Cherokee from Carolina who accompanied Sir Alexander Coming to England in 1730, Isaac Basire, 1730. Different American Indian groups strategically engaged European settlers in Carolina in a range of ways, from conflict and resistance to alliance and assimilation.

Archaeological excavation, photograph by Kimberly Pyszka, Stono Preserve, 2010.

Archaeological evidence of the burning of St. Paul's Parish parsonage during the Yamassee War, photograph by Kimberly Pyszka, Hollywood, South Carolina, ca. 2009-12, courtesy of the College of Charleston Center for Environmental Research.

In the years following the Yamassee War, Carolina settlers attempted to maintain this peace by limiting American Indian slavery. Lowcountry planters focused on increasing their labor force through the purchase of enslaved Africans, who were arriving in greater numbers through the port of Charles Town. By the late eighteenth century, as the numbers of African arrivals outnumbered enslaved American Indians, the census stopped differentiating between African and American Indian slaves, and "Negro" increasingly became synonymous with "slave" in the Lowcountry.

The Yamassee War also helped solidify an early sense of white racial unity between planter elites and non-slaveholding settlers in Carolina.

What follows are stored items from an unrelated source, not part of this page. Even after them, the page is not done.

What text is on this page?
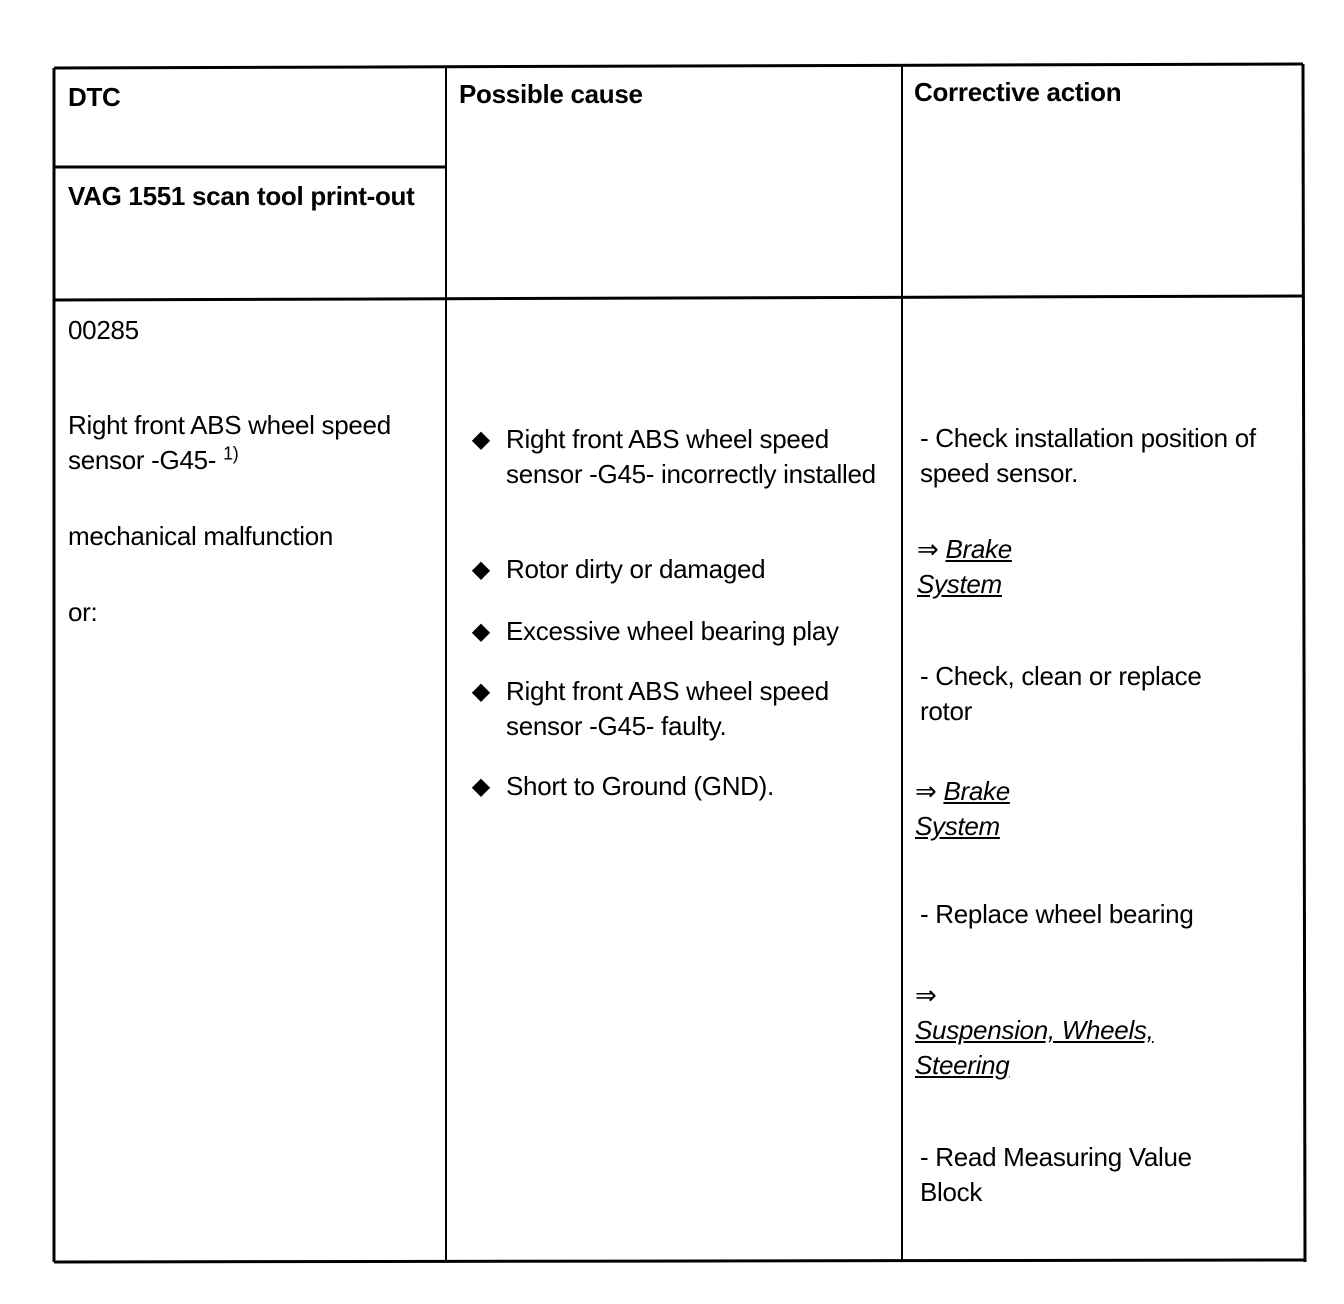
DTC
VAG 1551 scan tool print-out
Possible cause	Corrective action
00285
Right front ABS wheel speed sensor -G45- $^{1)}$
mechanical malfunction
or:
◆ Right front ABS wheel speed sensor -G45- incorrectly installed
◆ Rotor dirty or damaged
◆ Excessive wheel bearing play
◆ Right front ABS wheel speed sensor -G45- faulty.
◆ Short to Ground (GND).
- Check installation position of speed sensor.
⇒ Brake
System
- Check, clean or replace rotor
⇒ Brake
System
- Replace wheel bearing
⇒
Suspension, Wheels,
Steering
- Read Measuring Value Block
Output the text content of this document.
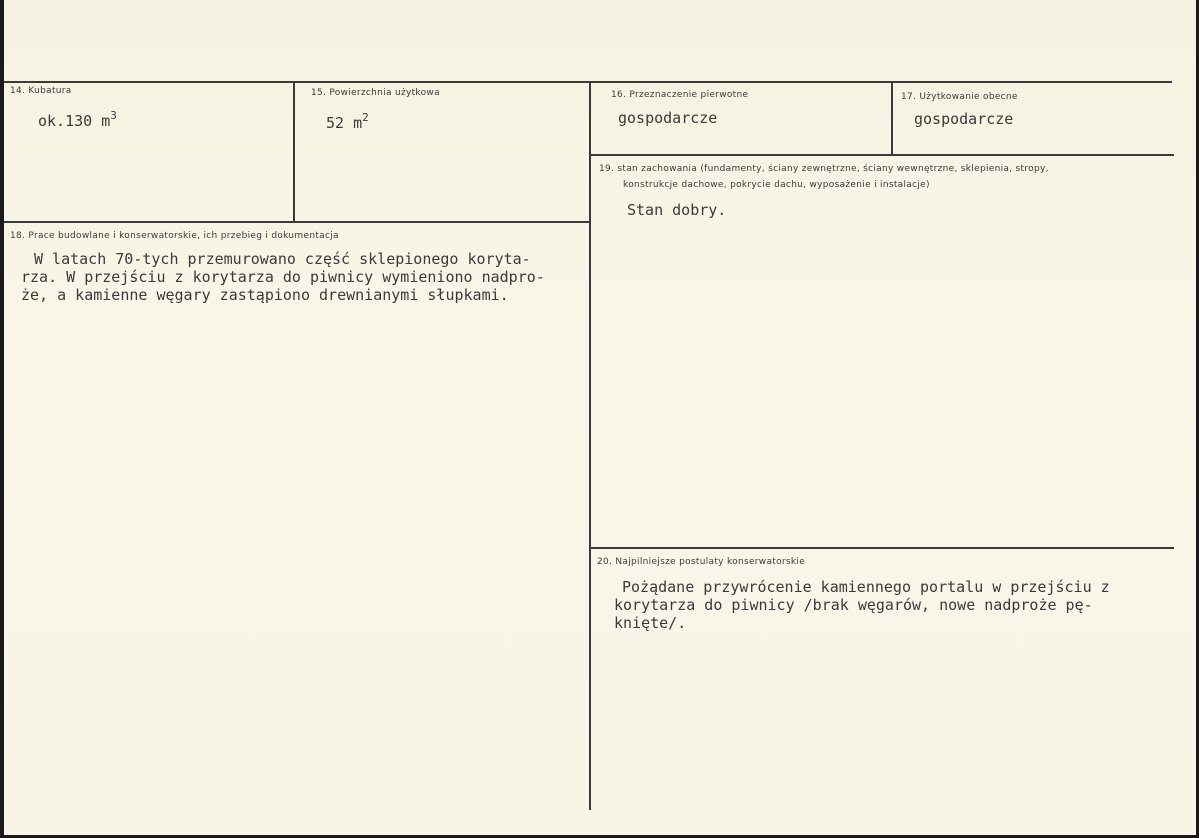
14. Kubatura
ok.130 $m^3$
15. Powierzchnia użytkowa
52 $m^2$
16. Przeznaczenie pierwotne
gospodarcze
17. Użytkowanie obecne
gospodarcze
19. stan zachowania (fundamenty, ściany zewnętrzne, ściany wewnętrzne, sklepienia, stropy,
konstrukcje dachowe, pokrycie dachu, wyposażenie i instalacje)
Stan dobry.
18. Prace budowlane i konserwatorskie, ich przebieg i dokumentacja
W latach 70-tych przemurowano część sklepionego koryta-
rza. W przejściu z korytarza do piwnicy wymieniono nadpro-
że, a kamienne węgary zastąpiono drewnianymi słupkami.
20. Najpilniejsze postulaty konserwatorskie
Pożądane przywrócenie kamiennego portalu w przejściu z
korytarza do piwnicy /brak węgarów, nowe nadproże pę-
knięte/.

White settlers began adopting a "siege mentality" in the seventeenth century against the multiple threats of American Indian attacks, slave rebellions, and attacks from Spanish Florida. In contrast, the colony of Virginia had fewer frontiers of conflict, and instead struggled more with class conflicts between whites as well as slave rebellions. In Carolina, tensions flared regularly between poor whites and elite white slaveholders, particularly as large plantation owners in the Lowcountry pushed small, non-slaveholding farmers into the Backcountry. But Carolina generally avoided violent class conflicts and political upheavals between whites. The multiple sources of conflict with enslaved Africans and American Indians in the early Carolina colony generated a sense of white unity across classes. Non-slaveholding whites also played an essential role in the structure of the Lowcountry’s slave society, by working as overseers on plantations and participating in slave patrols to capture runaways and prevent rebellions.

Map overview of the Yamassee War, 2007.

Map overview of the Yamassee War, 2007. The Yamassee War in the Carolina colony (1715-1717) stemmed from growing tensions between American Indians and English settlers, particularly over trade disagreements, land encroachments, and the enslavement of American Indians.